ML Crane Group, with its subsidiary United Crane Group, secured a spot at 21, posting a fleet of 29 cranes. Last year the company was ranked Number 26.

Wagstaff Crane acquired Bronson Crane, which continues to operate as Bronson. Bronson is based at Wagstaff’s headquarters in Murray, UT. Bronson is ranked number 18, up from Number 20 last year.

New entries to the ACT Tower Crane 50

In 2022, there are five newcomers on the ACT Tower Crane 50. In addition to Uperio at Number 3, Fuse Equipment made its debut at Number 20. Established in 2007, Fuse is a growing company with headquarters in Boston, MA, and offices in New York, the Southeast, Texas and on the West Coast.

Largest tower cranes by capacity Largest tower cranes by capacity

Reynolds Rigging & Crane has two branches, 60 employees and 18 tower cranes. The company’s first-time rank is Number 28.

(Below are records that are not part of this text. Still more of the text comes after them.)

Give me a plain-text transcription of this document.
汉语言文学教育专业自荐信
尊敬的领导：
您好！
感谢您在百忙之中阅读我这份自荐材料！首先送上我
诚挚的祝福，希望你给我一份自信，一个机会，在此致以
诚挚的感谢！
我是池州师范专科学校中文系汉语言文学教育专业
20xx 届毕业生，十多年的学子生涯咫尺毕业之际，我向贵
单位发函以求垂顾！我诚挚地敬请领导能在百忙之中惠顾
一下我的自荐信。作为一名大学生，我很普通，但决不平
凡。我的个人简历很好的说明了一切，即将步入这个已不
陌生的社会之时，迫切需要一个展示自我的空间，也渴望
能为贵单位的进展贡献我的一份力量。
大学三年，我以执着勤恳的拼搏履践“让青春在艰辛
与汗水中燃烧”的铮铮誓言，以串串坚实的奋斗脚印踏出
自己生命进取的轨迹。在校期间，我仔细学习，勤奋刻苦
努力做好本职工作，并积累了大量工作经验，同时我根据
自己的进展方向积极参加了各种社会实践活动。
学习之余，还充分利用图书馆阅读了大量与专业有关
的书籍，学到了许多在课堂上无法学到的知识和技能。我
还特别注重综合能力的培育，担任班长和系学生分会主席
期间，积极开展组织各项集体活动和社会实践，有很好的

JCrane has been on the list before and returns with a rank of Number 33.

The final newcomer is Number 34, Arrow Crane. With a fleet of eight tower cranes, the company is based in Ontario, Canada. The company is led by Daniel Wright, president, and his grandfather, Ricky Redigonda.

The biggest jumper is Rocky Mountain Crane, which jumped from 32 to 22.

With all the M&A activity over the last couple of years, it’s easy to understand why this list looks different this year. The ACT Tower Crane 50 is open to any tower crane company that operates in the United States, Canada and Mexico.

ACT’s editorial team sent out more than 300 survey forms. We rely on the integrity of the information submitted, and we are not responsible for inaccurate or incomplete information.